I'm debugging some issues with writing pieces of an object to a file and I've gotten down to the base case of just opening the file and writing "TEST" in it. I'm doing this by something like:
static FileStream fs;
static BinaryWriter w;
fs = new FileStream(filename, FileMode.Create);
w = new BinaryWriter(fs);
w.Write("test");
w.Close();
fs.Close();
Unfortunately, this ends up prepending a box to the front of the file and it looks like so:
TEST, with a fun box on the front. Why is this, and how can I avoid it?
Edit: It does not seem to be displaying the box here, but it's the unicode character that looks like gibberish.

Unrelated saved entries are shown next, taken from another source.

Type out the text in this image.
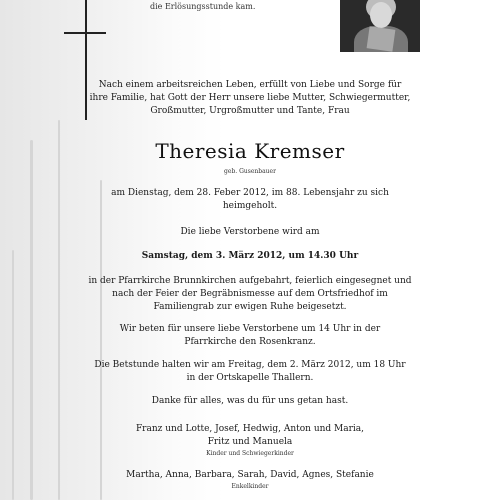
die Erlösungsstunde kam.
Nach einem arbeitsreichen Leben, erfüllt von Liebe und Sorge für
ihre Familie, hat Gott der Herr unsere liebe Mutter, Schwiegermutter,
Großmutter, Urgroßmutter und Tante, Frau
Theresia Kremser
geb. Gusenbauer
am Dienstag, dem 28. Feber 2012, im 88. Lebensjahr zu sich
heimgeholt.
Die liebe Verstorbene wird am
Samstag, dem 3. März 2012, um 14.30 Uhr
in der Pfarrkirche Brunnkirchen aufgebahrt, feierlich eingesegnet und
nach der Feier der Begräbnismesse auf dem Ortsfriedhof im
Familiengrab zur ewigen Ruhe beigesetzt.
Wir beten für unsere liebe Verstorbene um 14 Uhr in der
Pfarrkirche den Rosenkranz.
Die Betstunde halten wir am Freitag, dem 2. März 2012, um 18 Uhr
in der Ortskapelle Thallern.
Danke für alles, was du für uns getan hast.
Franz und Lotte, Josef, Hedwig, Anton und Maria,
Fritz und Manuela
Kinder und Schwiegerkinder
Martha, Anna, Barbara, Sarah, David, Agnes, Stefanie
Enkelkinder
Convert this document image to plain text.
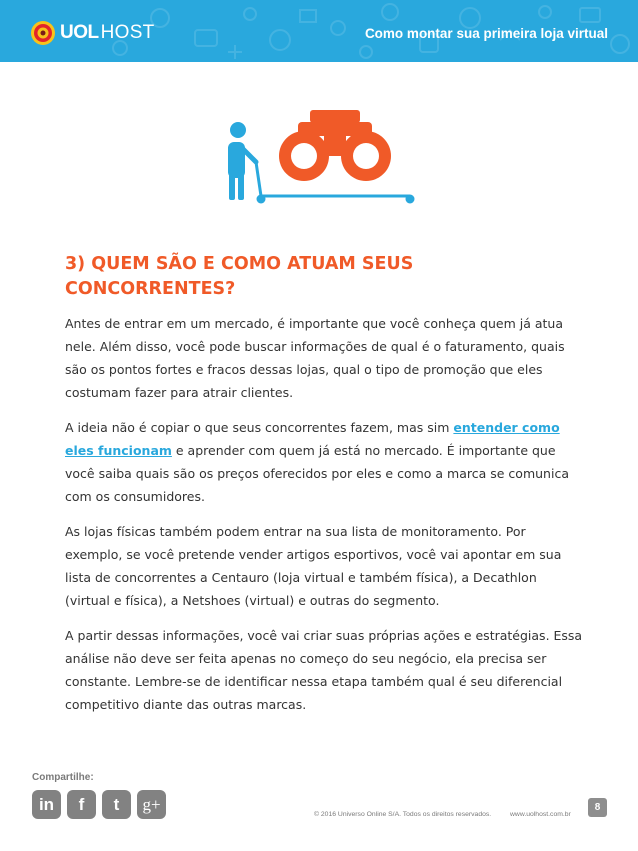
UOL HOST	Como montar sua primeira loja virtual
3) QUEM SÃO E COMO ATUAM SEUS
CONCORRENTES?

Antes de entrar em um mercado, é importante que você conheça quem já atua nele. Além disso, você pode buscar informações de qual é o faturamento, quais são os pontos fortes e fracos dessas lojas, qual o tipo de promoção que eles costumam fazer para atrair clientes.

A ideia não é copiar o que seus concorrentes fazem, mas sim entender como eles funcionam e aprender com quem já está no mercado. É importante que você saiba quais são os preços oferecidos por eles e como a marca se comunica com os consumidores.

As lojas físicas também podem entrar na sua lista de monitoramento. Por exemplo, se você pretende vender artigos esportivos, você vai apontar em sua lista de concorrentes a Centauro (loja virtual e também física), a Decathlon (virtual e física), a Netshoes (virtual) e outras do segmento.

A partir dessas informações, você vai criar suas próprias ações e estratégias. Essa análise não deve ser feita apenas no começo do seu negócio, ela precisa ser constante. Lembre-se de identificar nessa etapa também qual é seu diferencial competitivo diante das outras marcas.

Compartilhe:
in	f	t	g+
© 2016 Universo Online S/A. Todos os direitos reservados.	www.uolhost.com.br
8
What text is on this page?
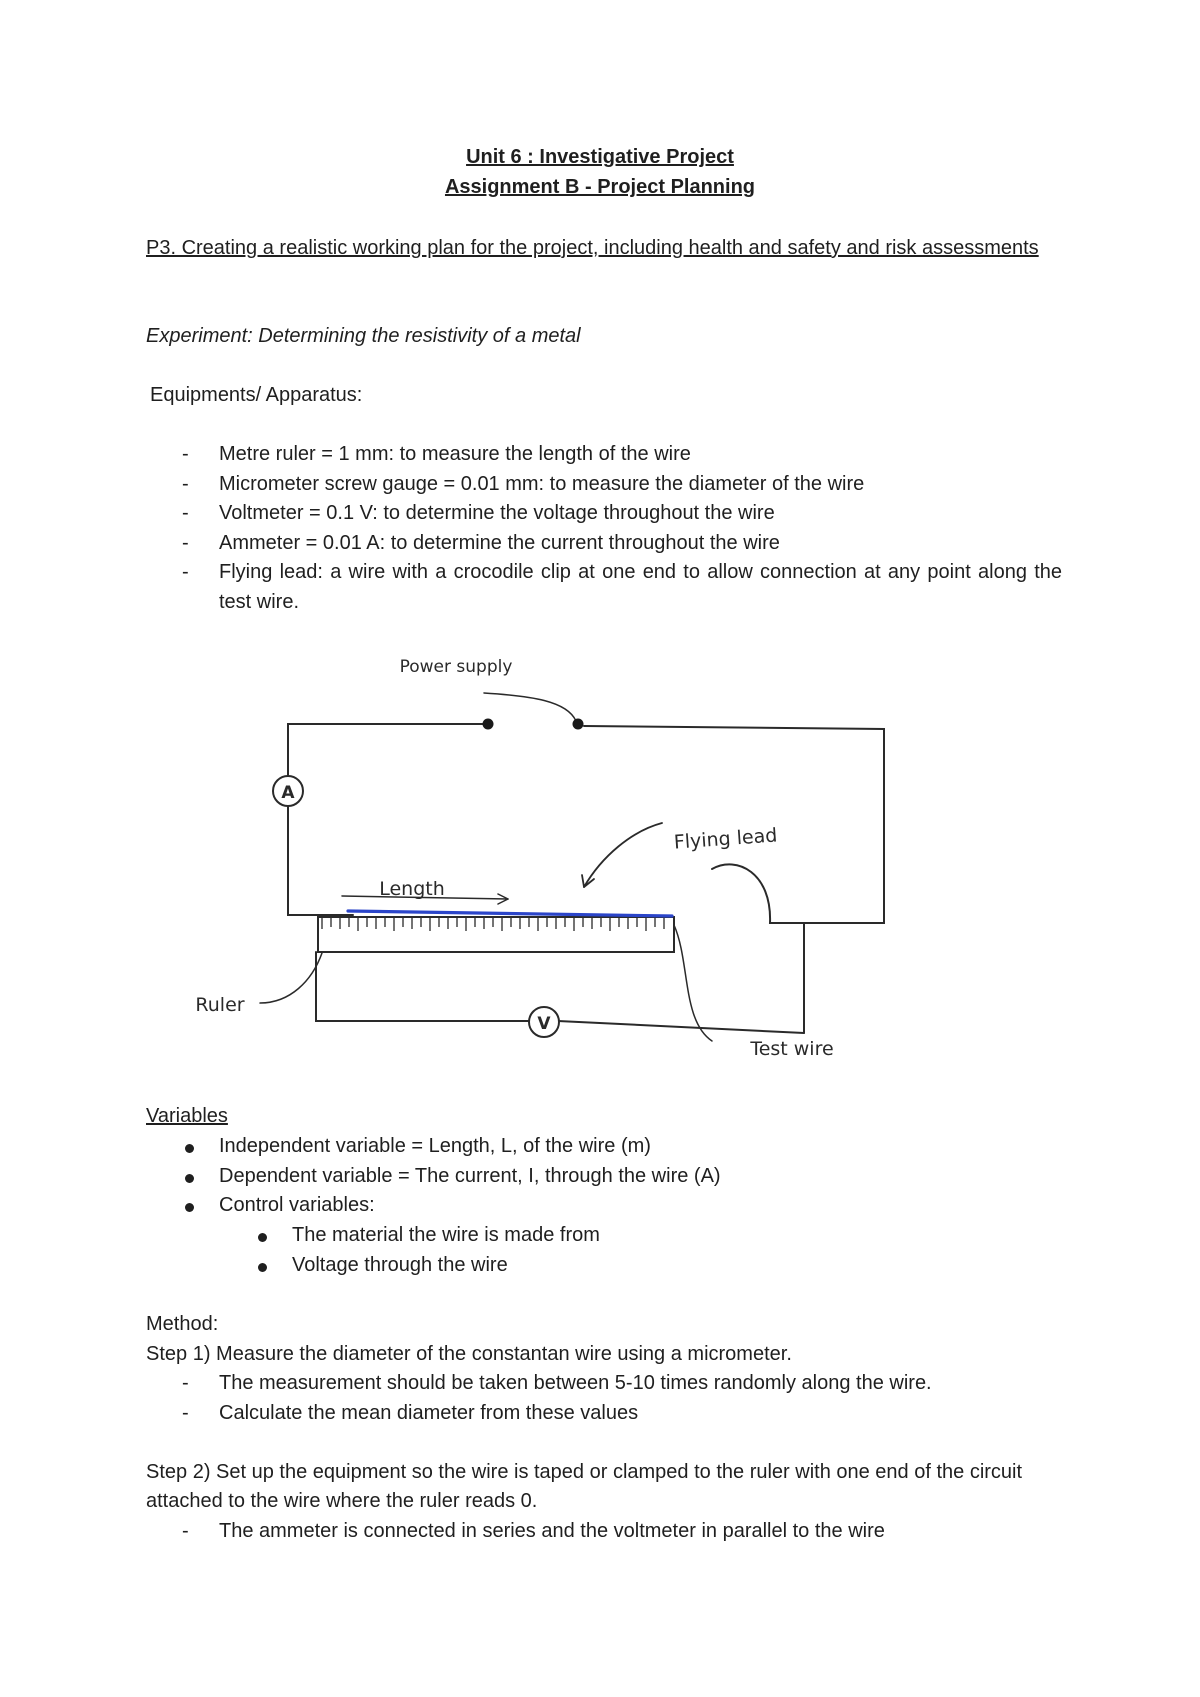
Unit 6 : Investigative Project
Assignment B - Project Planning
P3. Creating a realistic working plan for the project, including health and safety and risk assessments
Experiment: Determining the resistivity of a metal
Equipments/ Apparatus:
- Metre ruler = 1 mm: to measure the length of the wire
- Micrometer screw gauge = 0.01 mm: to measure the diameter of the wire
- Voltmeter = 0.1 V: to determine the voltage throughout the wire
- Ammeter = 0.01 A: to determine the current throughout the wire
- Flying lead: a wire with a crocodile clip at one end to allow connection at any point along the test wire.
A
V
Power supply
Flying lead
Length
Ruler
Test wire
Variables
Independent variable = Length, L, of the wire (m)
Dependent variable = The current, I, through the wire (A)
Control variables:
The material the wire is made from
Voltage through the wire
Method:
Step 1) Measure the diameter of the constantan wire using a micrometer.
- The measurement should be taken between 5-10 times randomly along the wire.
- Calculate the mean diameter from these values
Step 2) Set up the equipment so the wire is taped or clamped to the ruler with one end of the circuit attached to the wire where the ruler reads 0.
- The ammeter is connected in series and the voltmeter in parallel to the wire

They are not byte-order marks but a length-prefix, according to MSDN:
public virtual void Write(string value);
Writes a length-prefixed string to [the] stream
And you will need that length-prefix if you ever want to read the string back from that point. See BinaryReader.ReadString()
.
Since it seems you actually want a File-Header checker
Is it a problem? You read the length-prefix back so as a type-check on the File it works OK
You can convert the string to a byte[] array, probably using Encoding.ASCII. But hen you have to either use a fixed (implied) length or... prefix it yourself. After reading the byte[] you can convert it to a string again.
If you had a lot of text to write you could even attach a TextWriter to the same stream. But be careful, the Writers want to close their streams. I wouldn't advice this in general, but it is good to know. Here too you will have to mark a Point where the other reader can take over (fixed header works OK).